Jean-Auguste Dominique Ingres, « Petite baigneuse – Intérieur de harem » (RMN – Grand Palais, Paris)

Avant de venir au Maroc, je n’avais jamais mis les pieds dans un hammam digne de ce nom. Je ne savais pas à quel point les vapeurs chaudes et humides du bain maure et le massage qui s’ensuivait pouvaient procurer un tel bien-être et une telle plénitude. Mais, en tant que Européenne, aller au hammam ne revêt pas la même signification que pour tout Marocain. Parce que cela ne fait pas partie de notre éducation, de notre culture. Parce que nous n’avons pas été immergés dans l’ambiance qui entoure tout le rituel du bain depuis notre plus tendre enfance. Mais aussi parce que toute une série de clichés s’est greffé dans l’imaginaire collectif occidental depuis des siècles. Il suffit de regarder les tableaux des peintres du XIXème siècle pour comprendre d’où viennent tous ces fantasmes de belles Circassiennes au teint de lait, fumant le narguilé et se faisant masser par des esclaves africaines. Rares sont les peintres orientalistes qui ont pu fréquenter ces lieux intimes et leurs tableaux ne reflètent que rarement la réalité. Seules quelques voyageuses relatent leurs expériences des bains turcs et donnent des détails sur lesquels s’appuient les artistes pour donner libre cours à leur imagination. Jean-Auguste Dominique Ingres ou Jean-Léon Gérôme, pour ne citer que les plus célèbres, nous offrent des scènes de hammam baignant dans une harmonieuse atmosphère d’intimité et de silence.

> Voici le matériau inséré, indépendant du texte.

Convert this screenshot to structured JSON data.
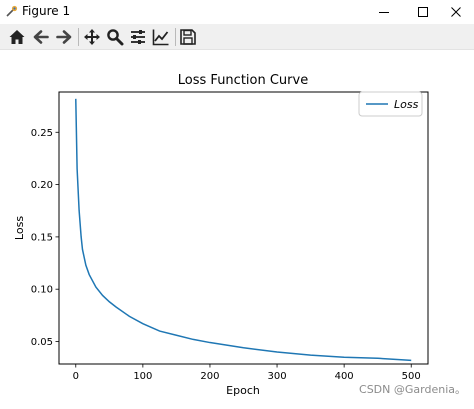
{
  "window": {
    "title": "Figure 1",
    "minimize_label": "Minimize",
    "maximize_label": "Maximize",
    "close_label": "Close"
  },
  "toolbar": {
    "items": [
      {
        "icon": "home-icon"
      },
      {
        "icon": "back-arrow-icon"
      },
      {
        "icon": "forward-arrow-icon"
      },
      {
        "icon": "pan-move-icon"
      },
      {
        "icon": "zoom-icon"
      },
      {
        "icon": "configure-subplots-icon"
      },
      {
        "icon": "edit-axis-icon"
      },
      {
        "icon": "save-icon"
      }
    ]
  },
  "chart_data": {
    "type": "line",
    "title": "Loss Function Curve",
    "xlabel": "Epoch",
    "ylabel": "Loss",
    "xlim": [
      -25,
      525
    ],
    "ylim": [
      0.0285,
      0.2885
    ],
    "xticks": [
      0,
      100,
      200,
      300,
      400,
      500
    ],
    "xtick_labels": [
      "0",
      "100",
      "200",
      "300",
      "400",
      "500"
    ],
    "yticks": [
      0.05,
      0.1,
      0.15,
      0.2,
      0.25
    ],
    "ytick_labels": [
      "0.05",
      "0.10",
      "0.15",
      "0.20",
      "0.25"
    ],
    "grid": false,
    "legend": "top-right",
    "series": [
      {
        "name": "Loss",
        "color": "#1f77b4",
        "x": [
          0,
          2,
          5,
          8,
          10,
          15,
          20,
          30,
          40,
          50,
          60,
          80,
          100,
          125,
          150,
          175,
          200,
          250,
          300,
          350,
          400,
          450,
          500
        ],
        "y": [
          0.282,
          0.215,
          0.175,
          0.15,
          0.138,
          0.123,
          0.114,
          0.102,
          0.094,
          0.088,
          0.083,
          0.074,
          0.067,
          0.06,
          0.056,
          0.052,
          0.049,
          0.044,
          0.04,
          0.037,
          0.035,
          0.034,
          0.032
        ]
      }
    ]
  },
  "watermark": "CSDN @Gardenia。"
}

Jean-Léon Gérôme, "Le bain maure"

Jean-Léon Gérôme, « Le bain maure »

Au Maroc, chacun ira au hammam pour diverses raisons. Non pas tant par nécessité car chaque maison est équipée pour une toilette rudimentaire, que pour le plaisir, la détente, le repos. En revanche, c’est un lieu où l’on trouve de l’eau chaude, c’est un espace agréable où la lumière atténuée est filtrée par les oculi percés dans les coupoles. Cette moiteur douce née de l’évaporation de l’eau jetée sur les dalles brûlantes se mêle à cette odeur si particulière d’effluves de benjoin et d’encens. Vivre sous un soleil ardent, dans une luminosité éclatante, un air très sec et poussiéreux durant la majeure partie de l’année nécessite de se retirer régulièrement dans une atmosphère à l’ambiance tamisée, humide et apaisante.

Aller au hammam, c’est se couper du monde, ne plus penser à rien pour être à l’écoute de soi-même. On y emporte son saboune beldi (savon noir), son ghassoul (argile pour le shampooing), sa halfa ou ikiss (sisal pour se frotter). S’il est un lieu de mixité sociale, c’est bien celui-là. On s’y retrouve entre amis, entre voisins, en famille – il est rare que l’on s’y rende seul ou sans l’espoir d’y croiser une connaissance. Les hommes y discutent de politique, du travail, de l’actualité ; les femmes vont y parler enfants, travaux ménagers, mariage, intimité. Le lieu et le moment sont propices aux confidences, mais jamais aux querelles, aux jalousies, à l’arrogance et il est rare que l’on s’y dispute. Bien évidemment, hommes et femmes ne s’y côtoient pas. La plupart des hammams récents sont doubles ce qui permet l’accès simultané mais séparés. Si hommes et femmes partagent le même établissement, ce qui peut être le cas dans les anciens hammams, l’accès est régi selon une alternance affichée à l’entrée de chaque bain. Il est de coutume que le petit garçon accompagne sa maman jusqu’à l’âge de huit ans environ. Ensuite, il rejoint le hammam des hommes avec son père. Je me souviens du magnifique film Halfaouine, l’enfant des terrasses (1990), réalisé par le tunisien Férid Boughedir. Une galerie de personnages est subtilement analysée à travers les yeux d’une jeune garçon. Celui-ci partage encore le hammam des femmes alors qu’il approche de la puberté et est le témoin de certaines confidences.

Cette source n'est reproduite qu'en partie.